Albury told police he believed in the ideals of the Ku Klux Klan, and has disclosed to psychiatrists his “fantasies” of “casual, motiveless murder”.
On Thursday the ageing convicted killer shared his latest vicious daydreams – this time against his own defence barrister Ambrith Abayasekara.
“I’d like to shoot him,” Albury muttered over the Supreme Court prison video link.
“Want to kill my lawyer. At least that way I’ll get a new one.”
The infamous murderer is one of only three true “lifers” in the Territory prison system, facing an indefinite sentence without the possibility of parole.
During his mandated 12-month sentence review, Albury told the Supreme Court that he had been in lockdown in his High Security Sector cell for years, only released for breakfast and lunch.

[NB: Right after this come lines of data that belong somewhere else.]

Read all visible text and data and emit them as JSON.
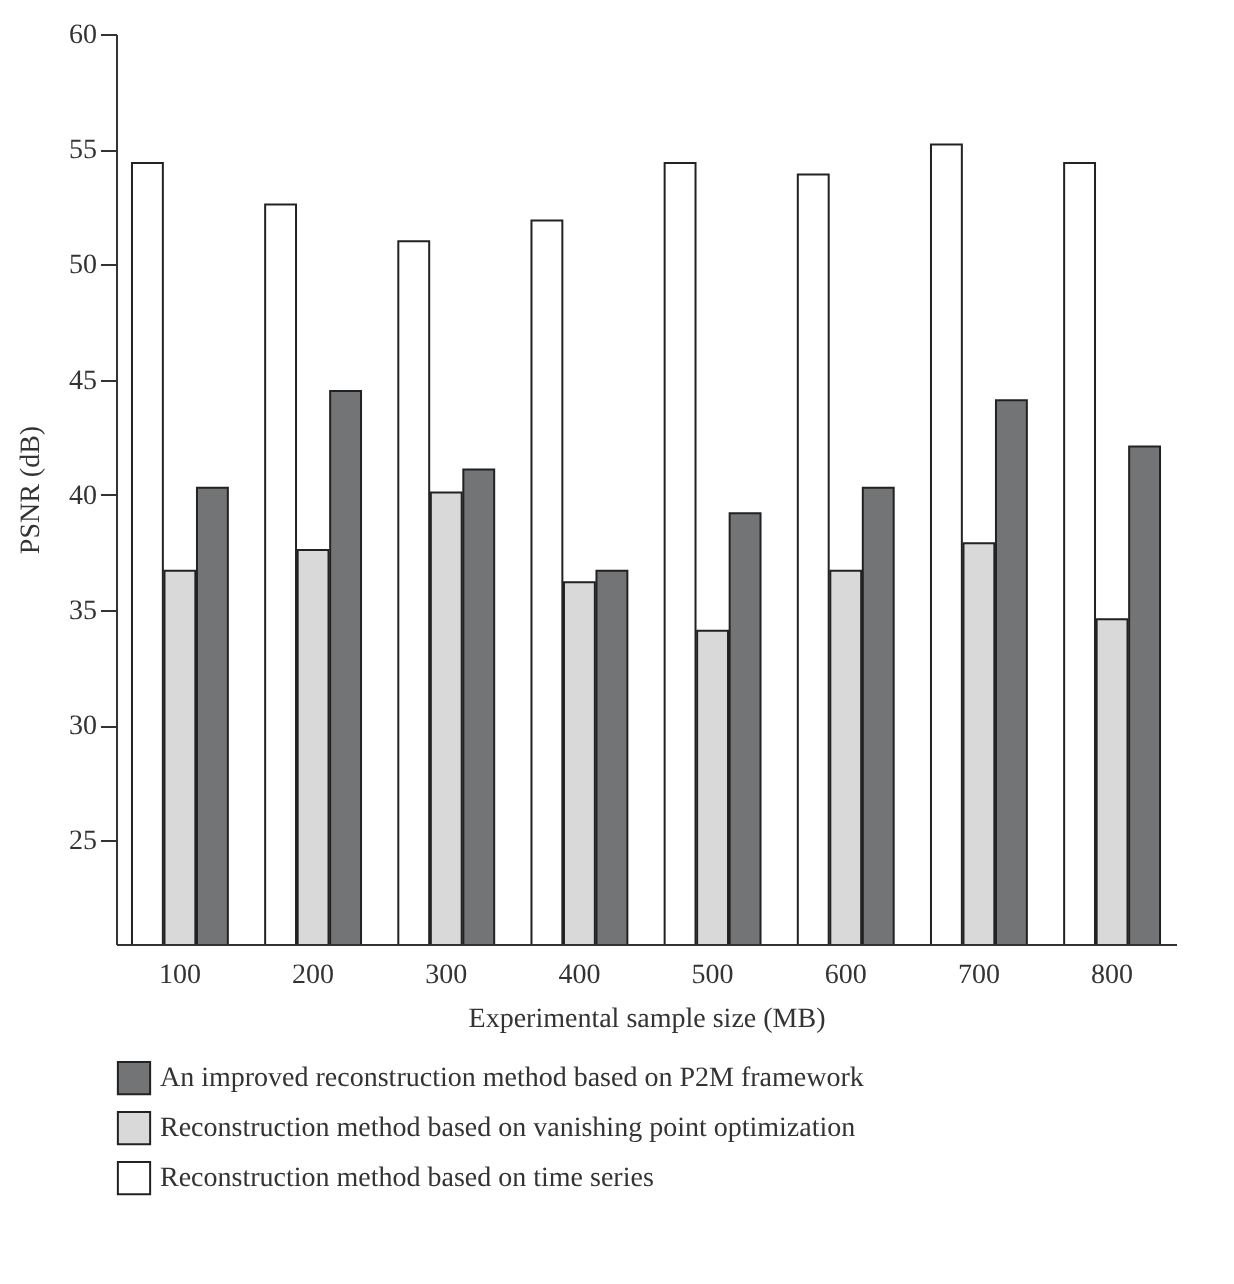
{
  "chart_data": {
    "type": "bar",
    "xlabel": "Experimental sample size (MB)",
    "ylabel": "PSNR (dB)",
    "categories": [
      "100",
      "200",
      "300",
      "400",
      "500",
      "600",
      "700",
      "800"
    ],
    "series": [
      {
        "name": "An improved reconstruction method based on P2M framework",
        "color": "#737476",
        "values": [
          40.3,
          44.5,
          41.1,
          36.7,
          39.2,
          40.3,
          44.1,
          42.1
        ]
      },
      {
        "name": "Reconstruction method based on vanishing point optimization",
        "color": "#d9d9d9",
        "values": [
          36.7,
          37.6,
          40.1,
          36.2,
          34.1,
          36.7,
          37.9,
          34.6
        ]
      },
      {
        "name": "Reconstruction method based on time series",
        "color": "#ffffff",
        "values": [
          54.4,
          52.6,
          51.0,
          51.9,
          54.4,
          53.9,
          55.2,
          54.4
        ]
      }
    ],
    "ylim": [
      20.5,
      60
    ],
    "yticks": [
      25,
      30,
      35,
      40,
      45,
      50,
      55,
      60
    ],
    "grid": false,
    "legend": "bottom"
  }
}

“I have been in solitary confinement for 41 years,” the 62-year-old said.
“I’m back in my dark cell.
“Why don't you kill me?
“Can you please kill me. Shoot me to death. Or get me out of solitary.
“Can someone please let me out for more than an hour?”

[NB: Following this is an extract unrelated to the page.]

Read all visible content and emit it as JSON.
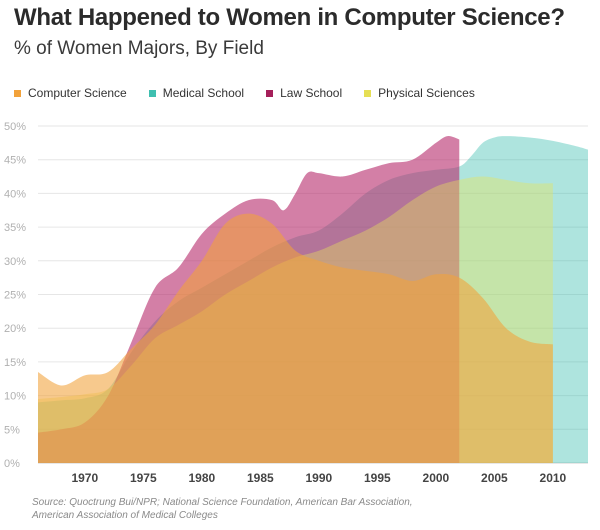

Albury said he was regularly self-harming, and due to the potential risk to himself and fellow prisoners he had been denied glasses and a hearing aid.
The court heard the 62-year-old was recently diagnosed with autism, and Justice Jenny Blokland asked: “What’s happening with NDIS?”
“This can’t go on surely where someone is locked down all the time,” Justice Blokland said.
Corrections acknowledged to the Supreme Court that the situation was not satisfactory, with two plans to deal with the ageing, high-security prisoner languishing in solitary confinement.
Mr Abayasekara said an application had been made to the Attorney-General’s office to request for an interstate prison transfer to Victoria, which has cells “that are better designed for his needs”.
For this to occur both the NT and interstate prison Attorneys-General had to agree to accept the convicted killer, and Albury has already been rejected for similar prison transfers.
The NT Attorney-General Chansey Paech was asked if he would approve the application, and he said he could not comment “on matters pertaining to individual prisoners”.
Mr Abayasekara said the alternative was for Corrections to get funding for a cell specifically for Albury as a high-security, ageing prisoner with a mentally impairment.
Corrections representative Ruth Brebner said there was only one cell other in the entire prison that currently met his needs, which was in use by another prisoner in the complex behavioural unit.
Mr Abayasekara said it was agreed that the purpose-built soft cell in the CBU was the “best strategy” long term, with a quote obtained and Victorian architects already contracted to design as of mid last year.
“A plan was made, quotes were obtained, it was put through the system for Department responses — and that doesn’t seem to have taken place,” he said.
“It’s completely stalled”.
The matter was adjourned to April 26 for a further hearing.